An instrument formed out of attached metal tubes and other metal components. One cylindrical tube with a brass appearance at one end passes through a rectangular metal block with a ruler affixed to the top of the block. The tube that emerges through the brick appears to have a connector protrusion, and is open. At the other end of this brass tube, where it is slightly narrower, there is a cylindrical component with a disk-shaped piece fitted to this, like a collar around the tube. There is an eyepiece at this end.
A second tube, painted black and with a screw adjustment partway along, is attached right angle to centre of the first tube by a blocky metal section. A third tube is affixed at the other end of the second tube and perpendicular to both tubes.

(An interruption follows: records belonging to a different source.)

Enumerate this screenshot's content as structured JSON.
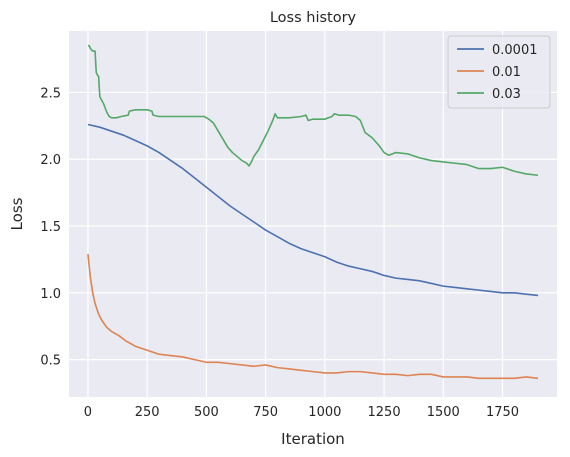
{
  "chart_data": {
    "type": "line",
    "title": "Loss history",
    "xlabel": "Iteration",
    "ylabel": "Loss",
    "xlim": [
      -80,
      1980
    ],
    "ylim": [
      0.22,
      2.96
    ],
    "x_ticks": [
      0,
      250,
      500,
      750,
      1000,
      1250,
      1500,
      1750
    ],
    "x_tick_labels": [
      "0",
      "250",
      "500",
      "750",
      "1000",
      "1250",
      "1500",
      "1750"
    ],
    "y_ticks": [
      0.5,
      1.0,
      1.5,
      2.0,
      2.5
    ],
    "y_tick_labels": [
      "0.5",
      "1.0",
      "1.5",
      "2.0",
      "2.5"
    ],
    "grid": true,
    "legend_position": "top-right",
    "background_color": "#eaeaf2",
    "grid_color": "#ffffff",
    "series": [
      {
        "name": "0.0001",
        "color": "#4c72b0",
        "points": [
          [
            0,
            2.26
          ],
          [
            50,
            2.24
          ],
          [
            100,
            2.21
          ],
          [
            150,
            2.18
          ],
          [
            200,
            2.14
          ],
          [
            250,
            2.1
          ],
          [
            300,
            2.05
          ],
          [
            350,
            1.99
          ],
          [
            400,
            1.93
          ],
          [
            450,
            1.86
          ],
          [
            500,
            1.79
          ],
          [
            550,
            1.72
          ],
          [
            600,
            1.65
          ],
          [
            650,
            1.59
          ],
          [
            700,
            1.53
          ],
          [
            750,
            1.47
          ],
          [
            800,
            1.42
          ],
          [
            850,
            1.37
          ],
          [
            900,
            1.33
          ],
          [
            950,
            1.3
          ],
          [
            1000,
            1.27
          ],
          [
            1050,
            1.23
          ],
          [
            1100,
            1.2
          ],
          [
            1150,
            1.18
          ],
          [
            1200,
            1.16
          ],
          [
            1250,
            1.13
          ],
          [
            1300,
            1.11
          ],
          [
            1350,
            1.1
          ],
          [
            1400,
            1.09
          ],
          [
            1450,
            1.07
          ],
          [
            1500,
            1.05
          ],
          [
            1550,
            1.04
          ],
          [
            1600,
            1.03
          ],
          [
            1650,
            1.02
          ],
          [
            1700,
            1.01
          ],
          [
            1750,
            1.0
          ],
          [
            1800,
            1.0
          ],
          [
            1850,
            0.99
          ],
          [
            1900,
            0.98
          ]
        ]
      },
      {
        "name": "0.01",
        "color": "#dd8452",
        "points": [
          [
            0,
            1.29
          ],
          [
            10,
            1.12
          ],
          [
            20,
            1.0
          ],
          [
            30,
            0.92
          ],
          [
            45,
            0.84
          ],
          [
            60,
            0.79
          ],
          [
            80,
            0.74
          ],
          [
            100,
            0.71
          ],
          [
            130,
            0.68
          ],
          [
            160,
            0.64
          ],
          [
            200,
            0.6
          ],
          [
            250,
            0.57
          ],
          [
            300,
            0.54
          ],
          [
            350,
            0.53
          ],
          [
            400,
            0.52
          ],
          [
            450,
            0.5
          ],
          [
            500,
            0.48
          ],
          [
            550,
            0.48
          ],
          [
            600,
            0.47
          ],
          [
            650,
            0.46
          ],
          [
            700,
            0.45
          ],
          [
            750,
            0.46
          ],
          [
            800,
            0.44
          ],
          [
            850,
            0.43
          ],
          [
            900,
            0.42
          ],
          [
            950,
            0.41
          ],
          [
            1000,
            0.4
          ],
          [
            1050,
            0.4
          ],
          [
            1100,
            0.41
          ],
          [
            1150,
            0.41
          ],
          [
            1200,
            0.4
          ],
          [
            1250,
            0.39
          ],
          [
            1300,
            0.39
          ],
          [
            1350,
            0.38
          ],
          [
            1400,
            0.39
          ],
          [
            1450,
            0.39
          ],
          [
            1500,
            0.37
          ],
          [
            1550,
            0.37
          ],
          [
            1600,
            0.37
          ],
          [
            1650,
            0.36
          ],
          [
            1700,
            0.36
          ],
          [
            1750,
            0.36
          ],
          [
            1800,
            0.36
          ],
          [
            1850,
            0.37
          ],
          [
            1900,
            0.36
          ]
        ]
      },
      {
        "name": "0.03",
        "color": "#55a868",
        "points": [
          [
            0,
            2.85
          ],
          [
            5,
            2.85
          ],
          [
            10,
            2.83
          ],
          [
            20,
            2.81
          ],
          [
            30,
            2.81
          ],
          [
            35,
            2.65
          ],
          [
            40,
            2.63
          ],
          [
            45,
            2.62
          ],
          [
            50,
            2.47
          ],
          [
            55,
            2.45
          ],
          [
            65,
            2.42
          ],
          [
            80,
            2.35
          ],
          [
            90,
            2.32
          ],
          [
            100,
            2.31
          ],
          [
            120,
            2.31
          ],
          [
            140,
            2.32
          ],
          [
            170,
            2.33
          ],
          [
            175,
            2.36
          ],
          [
            200,
            2.37
          ],
          [
            250,
            2.37
          ],
          [
            270,
            2.36
          ],
          [
            275,
            2.33
          ],
          [
            300,
            2.32
          ],
          [
            400,
            2.32
          ],
          [
            450,
            2.32
          ],
          [
            490,
            2.32
          ],
          [
            510,
            2.3
          ],
          [
            530,
            2.27
          ],
          [
            550,
            2.21
          ],
          [
            570,
            2.15
          ],
          [
            590,
            2.09
          ],
          [
            610,
            2.05
          ],
          [
            630,
            2.02
          ],
          [
            650,
            1.99
          ],
          [
            670,
            1.97
          ],
          [
            680,
            1.95
          ],
          [
            690,
            1.98
          ],
          [
            700,
            2.02
          ],
          [
            720,
            2.07
          ],
          [
            740,
            2.14
          ],
          [
            760,
            2.21
          ],
          [
            780,
            2.29
          ],
          [
            790,
            2.34
          ],
          [
            800,
            2.31
          ],
          [
            850,
            2.31
          ],
          [
            900,
            2.32
          ],
          [
            920,
            2.33
          ],
          [
            930,
            2.29
          ],
          [
            950,
            2.3
          ],
          [
            1000,
            2.3
          ],
          [
            1030,
            2.32
          ],
          [
            1040,
            2.34
          ],
          [
            1060,
            2.33
          ],
          [
            1100,
            2.33
          ],
          [
            1130,
            2.32
          ],
          [
            1150,
            2.29
          ],
          [
            1170,
            2.2
          ],
          [
            1200,
            2.16
          ],
          [
            1230,
            2.1
          ],
          [
            1250,
            2.05
          ],
          [
            1270,
            2.03
          ],
          [
            1300,
            2.05
          ],
          [
            1350,
            2.04
          ],
          [
            1400,
            2.01
          ],
          [
            1450,
            1.99
          ],
          [
            1500,
            1.98
          ],
          [
            1550,
            1.97
          ],
          [
            1600,
            1.96
          ],
          [
            1650,
            1.93
          ],
          [
            1700,
            1.93
          ],
          [
            1750,
            1.94
          ],
          [
            1800,
            1.91
          ],
          [
            1850,
            1.89
          ],
          [
            1900,
            1.88
          ]
        ]
      }
    ]
  }
}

A forth tube sits atop the third tube, parallel to the first, and main tube. The fourth tube has various notches in its surfaces and in parts appears to be formed out of an inner and outer tube.

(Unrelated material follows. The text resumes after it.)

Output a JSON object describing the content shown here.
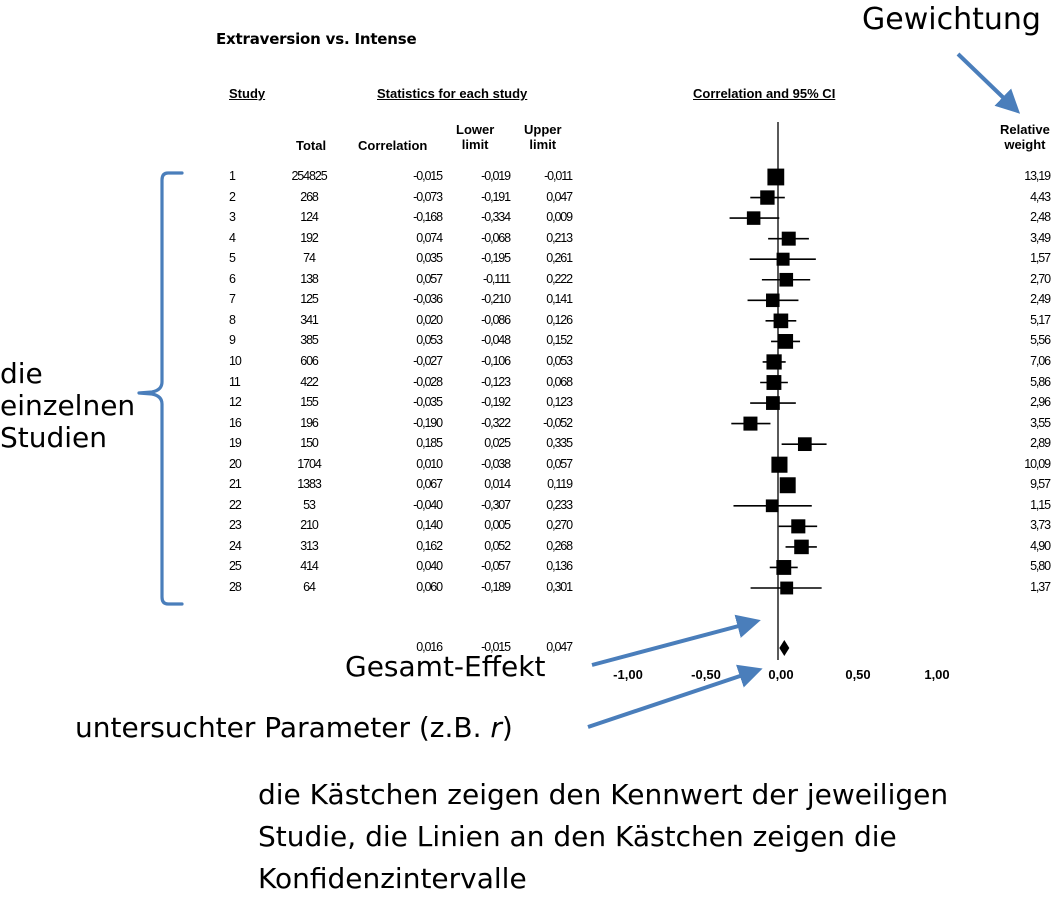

A fine chain attached to the third tube ends in a small metallic roughly rectangular piece with a circular cutout on one of its widest sides.
Accession Number: 2009.ph.6
Metal: Copper Alloy, Metal: Iron Alloy, Glass
Engraved with “Pyrometre Optique de Mr. Ch. Fery”, “61”, “Supplied by Cambridge Scientific Instrument Company Ltd. Cambridge, England”
Dimensions (cm): Height = 20, Width = 20, Length = 38
This is an optical device for measuring thermal radiation.
Good: The instrument is in overall good condition. Its brass-coloured tube appears to have been enameled; where this coating has worn or scratched off along its length, the metal is oxidized, and grey. Black painted components are in better condition, although also slightly corroded in places where the paint has worn off. Around screws there appear to be corrosion artifacts in the form of black splodges.
Mr. Ch. Fery; Supplied by Cambridge Scientifc Instrument Company Ltd. Cambridge, England
Date of Manufacture: 1907-1919
Department of Physics, University of Toronto
A pyrometer designed by Charles Féry was patented under a US patent in 1907, patent number US890895A.